His appearance was as a:

poisonous, bunch-backed toad

This appearance in Sher’s acting was achieved by giving him crutches and the legs of a spider.

I don’t fully understand the rights and wrongs of this and I don’t fully understand the argument, or who Mr Miller feels his opponents are, other than he opposes the history of the theatre. But, I’m not sure that simply dividing the community of actors into two sections – the disabled and the non-disabled – is the answer, especially since those of us in London were surrounded during the pandemic with warnings that not all disabilities are visible.


Weaknesses in the play? The child actors seemed over burdened with their roles, but I’m not sure how else you work with these characters. The scenes where Richmond and Richard’s pre-battle speeches are filmed and projected by video camera were utterly out of step with everything else here.

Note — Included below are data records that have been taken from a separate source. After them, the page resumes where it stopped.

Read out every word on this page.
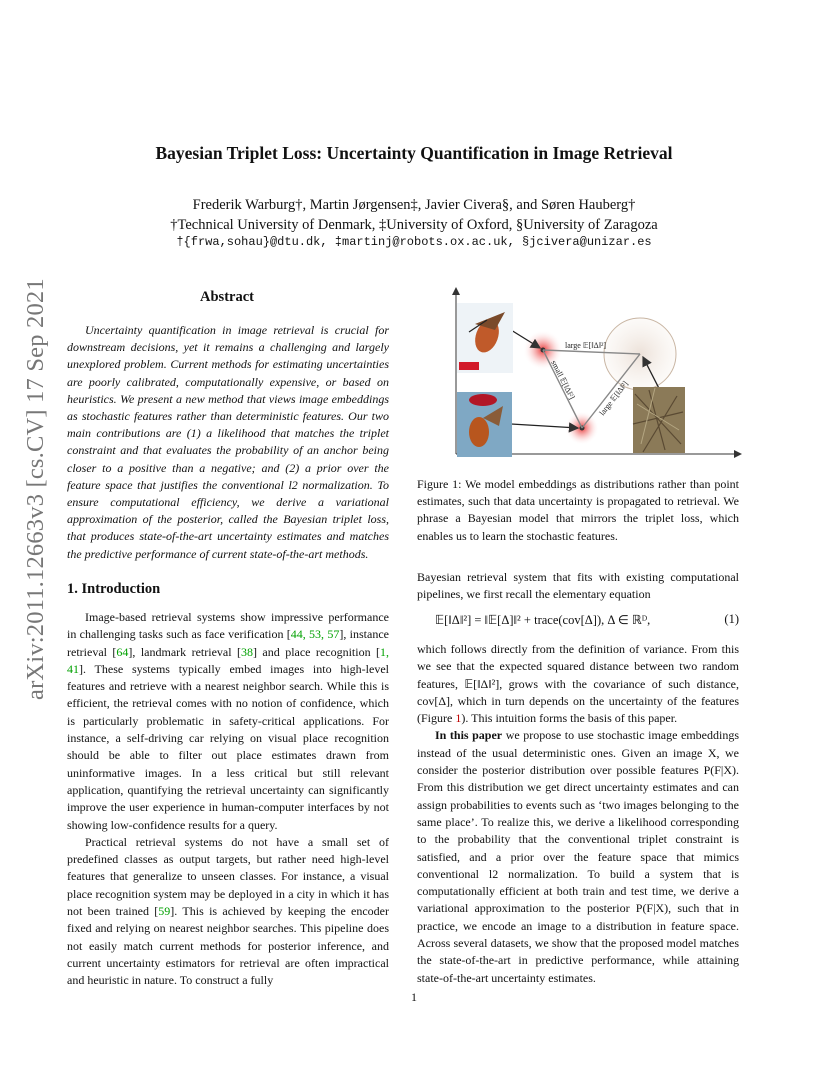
arXiv:2011.12663v3 [cs.CV] 17 Sep 2021
Bayesian Triplet Loss: Uncertainty Quantification in Image Retrieval
Frederik Warburg†, Martin Jørgensen‡, Javier Civera§, and Søren Hauberg†
†Technical University of Denmark, ‡University of Oxford, §University of Zaragoza
†{frwa,sohau}@dtu.dk, ‡martinj@robots.ox.ac.uk, §jcivera@unizar.es
Abstract
Uncertainty quantification in image retrieval is crucial for downstream decisions, yet it remains a challenging and largely unexplored problem. Current methods for estimating uncertainties are poorly calibrated, computationally expensive, or based on heuristics. We present a new method that views image embeddings as stochastic features rather than deterministic features. Our two main contributions are (1) a likelihood that matches the triplet constraint and that evaluates the probability of an anchor being closer to a positive than a negative; and (2) a prior over the feature space that justifies the conventional l2 normalization. To ensure computational efficiency, we derive a variational approximation of the posterior, called the Bayesian triplet loss, that produces state-of-the-art uncertainty estimates and matches the predictive performance of current state-of-the-art methods.
1. Introduction

Image-based retrieval systems show impressive performance in challenging tasks such as face verification [44, 53, 57], instance retrieval [64], landmark retrieval [38] and place recognition [1, 41]. These systems typically embed images into high-level features and retrieve with a nearest neighbor search. While this is efficient, the retrieval comes with no notion of confidence, which is particularly problematic in safety-critical applications. For instance, a self-driving car relying on visual place recognition should be able to filter out place estimates drawn from uninformative images. In a less critical but still relevant application, quantifying the retrieval uncertainty can significantly improve the user experience in human-computer interfaces by not showing low-confidence results for a query.

Practical retrieval systems do not have a small set of predefined classes as output targets, but rather need high-level features that generalize to unseen classes. For instance, a visual place recognition system may be deployed in a city in which it has not been trained [59]. This is achieved by keeping the encoder fixed and relying on nearest neighbor searches. This pipeline does not easily match current methods for posterior inference, and current uncertainty estimators for retrieval are often impractical and heuristic in nature. To construct a fully

large 𝔼[‖Δ‖²]
small 𝔼[‖Δ‖²]	large 𝔼[‖Δ‖²]
Figure 1: We model embeddings as distributions rather than point estimates, such that data uncertainty is propagated to retrieval. We phrase a Bayesian model that mirrors the triplet loss, which enables us to learn the stochastic features.
Bayesian retrieval system that fits with existing computational pipelines, we first recall the elementary equation
𝔼[‖Δ‖²] = ‖𝔼[Δ]‖² + trace(cov[Δ]), Δ ∈ ℝᴰ,	(1)
which follows directly from the definition of variance. From this we see that the expected squared distance between two random features, 𝔼[‖Δ‖²], grows with the covariance of such distance, cov[Δ], which in turn depends on the uncertainty of the features (Figure 1). This intuition forms the basis of this paper.

In this paper we propose to use stochastic image embeddings instead of the usual deterministic ones. Given an image X, we consider the posterior distribution over possible features P(F|X). From this distribution we get direct uncertainty estimates and can assign probabilities to events such as ‘two images belonging to the same place’. To realize this, we derive a likelihood corresponding to the probability that the conventional triplet constraint is satisfied, and a prior over the feature space that mimics conventional l2 normalization. To build a system that is computationally efficient at both train and test time, we derive a variational approximation to the posterior P(F|X), such that in practice, we encode an image to a distribution in feature space. Across several datasets, we show that the proposed model matches the state-of-the-art in predictive performance, while attaining state-of-the-art uncertainty estimates.

1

Most importantly the final scenes where those who Richard has killed during his life appear in ghostly form were rather over-cooked and making the horse he is to be bucked from out of their white-sheeted bodies simply didn’t work. Certainly I felt that Richard ended the play needing a horse, but not really sure he’d ever one.

It is a good one. Catch it while you can – between now and October.